A new survey has revealed only 37% of local tech companies have issued share options in the last three years, with tax reasons cited as the main consideration for their reluctance.   The Australian Employee Share Option Survey, conducted by Deloitte Australia and Norton Rose, is designed to offer insight into the value and complexity […]
Michelle Hammond

A new survey has revealed only 37% of local tech companies have issued share options in the last three years, with tax reasons cited as the main consideration for their reluctance.

 

The Australian Employee Share Option Survey, conducted by Deloitte Australia and Norton Rose, is designed to offer insight into the value and complexity of ESOPs, as they relate to Australian tech companies.

 

Of the 104 technology companies surveyed, 94% think employee share options are a valuable way to incentivise employees.

 

However, only 37% of companies have actually issued share options in the last three years, with more than 80% citing tax reasons as the main consideration for their reluctance to utilise ESOPs.

 

Of those that are reluctant to utilise ESOPs, 75% said the complexity of establishing the plans was a further disincentive to issuing share options.

 

Almost 90% of respondents said they would be more inclined to issue share options if employees were taxed on financial gains at the time of receipt of the ESOP proceeds rather than earlier, as is currently the case in Australia.

 

In response to the findings, industry experts and business players have offered start-ups some key tips.

 

Provide employees with a non-recourse loan

 

“As a company becomes more valuable and the tax upfront becomes more significant, I think the way to do it is this limited non-recourse loan,” Startmate creator Niki Scevak told StartupSmart.

 

“The company lends the employee money to buy the shares.

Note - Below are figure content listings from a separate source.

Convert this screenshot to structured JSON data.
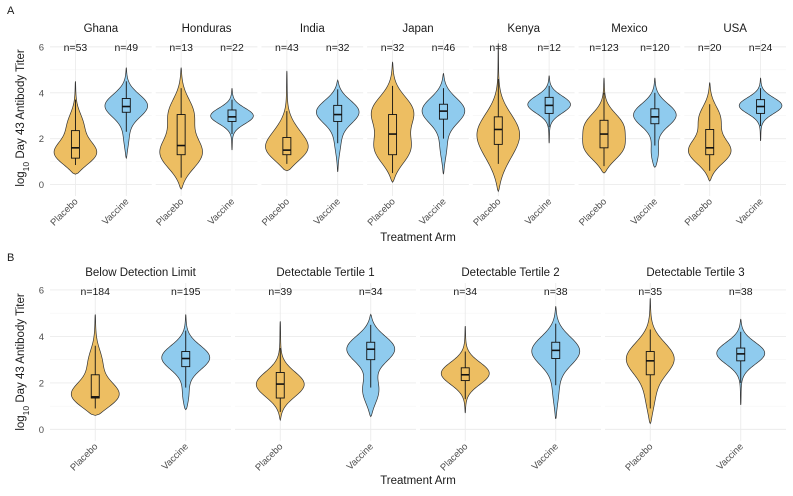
{
  "colors": {
    "placebo": "#EDBE62",
    "vaccine": "#8FCBEE"
  },
  "panels": [
    {
      "tag": "A",
      "ylabel_pre": "log",
      "ylabel_sub": "10",
      "ylabel_post": " Day 43 Antibody Titer",
      "xlabel": "Treatment Arm",
      "ylim": [
        -0.5,
        6.3
      ],
      "yticks": [
        0,
        2,
        4,
        6
      ],
      "categories": [
        "Placebo",
        "Vaccine"
      ],
      "facets": [
        {
          "name": "Ghana",
          "groups": [
            {
              "arm": "Placebo",
              "n": "n=53",
              "min": 0.45,
              "max": 4.5,
              "q1": 1.15,
              "median": 1.6,
              "q3": 2.35,
              "wlo": 0.85,
              "whi": 3.7,
              "shape": [
                [
                  1.3,
                  1.0
                ],
                [
                  2.6,
                  0.3
                ]
              ]
            },
            {
              "arm": "Vaccine",
              "n": "n=49",
              "min": 1.15,
              "max": 5.1,
              "q1": 3.15,
              "median": 3.4,
              "q3": 3.75,
              "wlo": 2.3,
              "whi": 4.5,
              "shape": [
                [
                  3.45,
                  1.0
                ],
                [
                  2.0,
                  0.12
                ]
              ]
            }
          ]
        },
        {
          "name": "Honduras",
          "groups": [
            {
              "arm": "Placebo",
              "n": "n=13",
              "min": -0.2,
              "max": 5.1,
              "q1": 1.3,
              "median": 1.7,
              "q3": 3.05,
              "wlo": 0.3,
              "whi": 4.2,
              "shape": [
                [
                  1.3,
                  0.9
                ],
                [
                  3.1,
                  0.5
                ]
              ]
            },
            {
              "arm": "Vaccine",
              "n": "n=22",
              "min": 1.5,
              "max": 4.2,
              "q1": 2.75,
              "median": 2.95,
              "q3": 3.25,
              "wlo": 2.2,
              "whi": 3.7,
              "shape": [
                [
                  3.0,
                  1.0
                ]
              ]
            }
          ]
        },
        {
          "name": "India",
          "groups": [
            {
              "arm": "Placebo",
              "n": "n=43",
              "min": 0.6,
              "max": 4.95,
              "q1": 1.3,
              "median": 1.5,
              "q3": 2.05,
              "wlo": 0.9,
              "whi": 3.2,
              "shape": [
                [
                  1.45,
                  1.0
                ],
                [
                  2.3,
                  0.3
                ]
              ]
            },
            {
              "arm": "Vaccine",
              "n": "n=32",
              "min": 0.55,
              "max": 4.55,
              "q1": 2.75,
              "median": 3.05,
              "q3": 3.45,
              "wlo": 1.8,
              "whi": 4.15,
              "shape": [
                [
                  3.2,
                  1.0
                ],
                [
                  1.8,
                  0.12
                ]
              ]
            }
          ]
        },
        {
          "name": "Japan",
          "groups": [
            {
              "arm": "Placebo",
              "n": "n=32",
              "min": 0.1,
              "max": 5.35,
              "q1": 1.3,
              "median": 2.2,
              "q3": 3.05,
              "wlo": 0.5,
              "whi": 4.3,
              "shape": [
                [
                  1.5,
                  0.7
                ],
                [
                  3.2,
                  0.75
                ]
              ]
            },
            {
              "arm": "Vaccine",
              "n": "n=46",
              "min": 0.45,
              "max": 4.85,
              "q1": 2.85,
              "median": 3.2,
              "q3": 3.5,
              "wlo": 2.0,
              "whi": 4.2,
              "shape": [
                [
                  3.25,
                  1.0
                ],
                [
                  1.6,
                  0.15
                ]
              ]
            }
          ]
        },
        {
          "name": "Kenya",
          "groups": [
            {
              "arm": "Placebo",
              "n": "n=8",
              "min": -0.3,
              "max": 6.15,
              "q1": 1.75,
              "median": 2.4,
              "q3": 2.95,
              "wlo": 0.9,
              "whi": 4.6,
              "shape": [
                [
                  2.3,
                  1.0
                ],
                [
                  1.2,
                  0.4
                ]
              ]
            },
            {
              "arm": "Vaccine",
              "n": "n=12",
              "min": 1.8,
              "max": 4.75,
              "q1": 3.1,
              "median": 3.45,
              "q3": 3.8,
              "wlo": 2.5,
              "whi": 4.3,
              "shape": [
                [
                  3.5,
                  1.0
                ]
              ]
            }
          ]
        },
        {
          "name": "Mexico",
          "groups": [
            {
              "arm": "Placebo",
              "n": "n=123",
              "min": 0.5,
              "max": 4.65,
              "q1": 1.6,
              "median": 2.2,
              "q3": 2.8,
              "wlo": 0.8,
              "whi": 4.0,
              "shape": [
                [
                  1.5,
                  0.75
                ],
                [
                  2.6,
                  0.65
                ]
              ]
            },
            {
              "arm": "Vaccine",
              "n": "n=120",
              "min": 0.75,
              "max": 4.65,
              "q1": 2.65,
              "median": 2.95,
              "q3": 3.3,
              "wlo": 1.7,
              "whi": 4.0,
              "shape": [
                [
                  3.05,
                  1.0
                ],
                [
                  1.3,
                  0.2
                ]
              ]
            }
          ]
        },
        {
          "name": "USA",
          "groups": [
            {
              "arm": "Placebo",
              "n": "n=20",
              "min": 0.15,
              "max": 4.45,
              "q1": 1.3,
              "median": 1.6,
              "q3": 2.4,
              "wlo": 0.6,
              "whi": 3.5,
              "shape": [
                [
                  1.4,
                  0.85
                ],
                [
                  2.9,
                  0.4
                ]
              ]
            },
            {
              "arm": "Vaccine",
              "n": "n=24",
              "min": 1.9,
              "max": 4.65,
              "q1": 3.1,
              "median": 3.4,
              "q3": 3.7,
              "wlo": 2.55,
              "whi": 4.2,
              "shape": [
                [
                  3.45,
                  1.0
                ]
              ]
            }
          ]
        }
      ]
    },
    {
      "tag": "B",
      "ylabel_pre": "log",
      "ylabel_sub": "10",
      "ylabel_post": " Day 43 Antibody Titer",
      "xlabel": "Treatment Arm",
      "ylim": [
        -0.5,
        6.3
      ],
      "yticks": [
        0,
        2,
        4,
        6
      ],
      "categories": [
        "Placebo",
        "Vaccine"
      ],
      "facets": [
        {
          "name": "Below Detection Limit",
          "groups": [
            {
              "arm": "Placebo",
              "n": "n=184",
              "min": 0.6,
              "max": 4.95,
              "q1": 1.35,
              "median": 1.4,
              "q3": 2.35,
              "wlo": 0.9,
              "whi": 3.6,
              "shape": [
                [
                  1.4,
                  1.0
                ],
                [
                  2.9,
                  0.22
                ]
              ]
            },
            {
              "arm": "Vaccine",
              "n": "n=195",
              "min": 0.85,
              "max": 4.95,
              "q1": 2.7,
              "median": 3.05,
              "q3": 3.35,
              "wlo": 1.8,
              "whi": 4.25,
              "shape": [
                [
                  3.1,
                  1.0
                ],
                [
                  1.4,
                  0.15
                ]
              ]
            }
          ]
        },
        {
          "name": "Detectable Tertile 1",
          "groups": [
            {
              "arm": "Placebo",
              "n": "n=39",
              "min": 0.4,
              "max": 4.65,
              "q1": 1.35,
              "median": 1.95,
              "q3": 2.45,
              "wlo": 0.75,
              "whi": 3.5,
              "shape": [
                [
                  1.9,
                  1.0
                ]
              ]
            },
            {
              "arm": "Vaccine",
              "n": "n=34",
              "min": 0.55,
              "max": 4.95,
              "q1": 3.0,
              "median": 3.45,
              "q3": 3.75,
              "wlo": 1.8,
              "whi": 4.5,
              "shape": [
                [
                  3.5,
                  1.0
                ],
                [
                  1.6,
                  0.35
                ]
              ]
            }
          ]
        },
        {
          "name": "Detectable Tertile 2",
          "groups": [
            {
              "arm": "Placebo",
              "n": "n=34",
              "min": 0.7,
              "max": 4.45,
              "q1": 2.1,
              "median": 2.35,
              "q3": 2.65,
              "wlo": 1.3,
              "whi": 3.35,
              "shape": [
                [
                  2.4,
                  1.0
                ]
              ]
            },
            {
              "arm": "Vaccine",
              "n": "n=38",
              "min": 0.45,
              "max": 5.3,
              "q1": 3.05,
              "median": 3.4,
              "q3": 3.75,
              "wlo": 1.9,
              "whi": 4.55,
              "shape": [
                [
                  3.4,
                  1.0
                ],
                [
                  1.6,
                  0.12
                ]
              ]
            }
          ]
        },
        {
          "name": "Detectable Tertile 3",
          "groups": [
            {
              "arm": "Placebo",
              "n": "n=35",
              "min": 0.25,
              "max": 5.65,
              "q1": 2.35,
              "median": 2.95,
              "q3": 3.35,
              "wlo": 0.9,
              "whi": 4.3,
              "shape": [
                [
                  3.05,
                  1.0
                ],
                [
                  1.3,
                  0.2
                ]
              ]
            },
            {
              "arm": "Vaccine",
              "n": "n=38",
              "min": 1.05,
              "max": 4.75,
              "q1": 2.95,
              "median": 3.25,
              "q3": 3.5,
              "wlo": 2.0,
              "whi": 4.2,
              "shape": [
                [
                  3.3,
                  1.0
                ]
              ]
            }
          ]
        }
      ]
    }
  ],
  "chart_data": [
    {
      "type": "violin",
      "title": "A",
      "xlabel": "Treatment Arm",
      "ylabel": "log10 Day 43 Antibody Titer",
      "ylim": [
        -0.5,
        6.3
      ],
      "yticks": [
        0,
        2,
        4,
        6
      ],
      "categories": [
        "Placebo",
        "Vaccine"
      ],
      "facets": [
        "Ghana",
        "Honduras",
        "India",
        "Japan",
        "Kenya",
        "Mexico",
        "USA"
      ],
      "series": [
        {
          "name": "Placebo",
          "n": [
            53,
            13,
            43,
            32,
            8,
            123,
            20
          ],
          "median": [
            1.6,
            1.7,
            1.5,
            2.2,
            2.4,
            2.2,
            1.6
          ],
          "q1": [
            1.15,
            1.3,
            1.3,
            1.3,
            1.75,
            1.6,
            1.3
          ],
          "q3": [
            2.35,
            3.05,
            2.05,
            3.05,
            2.95,
            2.8,
            2.4
          ]
        },
        {
          "name": "Vaccine",
          "n": [
            49,
            22,
            32,
            46,
            12,
            120,
            24
          ],
          "median": [
            3.4,
            2.95,
            3.05,
            3.2,
            3.45,
            2.95,
            3.4
          ],
          "q1": [
            3.15,
            2.75,
            2.75,
            2.85,
            3.1,
            2.65,
            3.1
          ],
          "q3": [
            3.75,
            3.25,
            3.45,
            3.5,
            3.8,
            3.3,
            3.7
          ]
        }
      ]
    },
    {
      "type": "violin",
      "title": "B",
      "xlabel": "Treatment Arm",
      "ylabel": "log10 Day 43 Antibody Titer",
      "ylim": [
        -0.5,
        6.3
      ],
      "yticks": [
        0,
        2,
        4,
        6
      ],
      "categories": [
        "Placebo",
        "Vaccine"
      ],
      "facets": [
        "Below Detection Limit",
        "Detectable Tertile 1",
        "Detectable Tertile 2",
        "Detectable Tertile 3"
      ],
      "series": [
        {
          "name": "Placebo",
          "n": [
            184,
            39,
            34,
            35
          ],
          "median": [
            1.4,
            1.95,
            2.35,
            2.95
          ],
          "q1": [
            1.35,
            1.35,
            2.1,
            2.35
          ],
          "q3": [
            2.35,
            2.45,
            2.65,
            3.35
          ]
        },
        {
          "name": "Vaccine",
          "n": [
            195,
            34,
            38,
            38
          ],
          "median": [
            3.05,
            3.45,
            3.4,
            3.25
          ],
          "q1": [
            2.7,
            3.0,
            3.05,
            2.95
          ],
          "q3": [
            3.35,
            3.75,
            3.75,
            3.5
          ]
        }
      ]
    }
  ]
}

If the employee buys the shares with this limited non-recourse loan, usually they are able to get around the problem.”

 

The benefit of this structure is that employees don’t pay tax upfront on the allocation of shares because they are able to purchase the shares at their full value.

 

Seek help

 

Sydney-based entrepreneur Michael Fox recently launched an employee share plan at his online business Shoes of Prey. In a blog post, he highlighted the importance of seeking external help to implement the plan.

 

“The legislation we have is still far from ideal, and setting up an employee share plan is more complex than it needs to be,” Fox said.

 

“However, once you find someone to do it for you, it’s not that difficult, and paying under $10,000 to set one up is within the budget of start-ups who have received funding and are looking to set one up.”

 

Rally government

 

According to Deloitte tax partner Roan Fryer, there is a clear opportunity for business to work with policymakers to improve the current situation.

 

“ESOPs are left in the ‘too-hard bucket’… [By working with policymakers, business can] help transform them from a barrier into an enabler of innovation,” Fryer said in a statement.

 

Nick Abrahams, Asia-Pacific head of technology practice at Norton Rose, said in a statement Deloitte and Norton Rose have been talking to relevant stakeholders in government in an attempt to get the rules changed.

 

“We did the survey to show empirically to government that this is a real issue for our country,” he says.

 

“We think it is capable of a solution and we are hopeful the government will act to change the laws now.”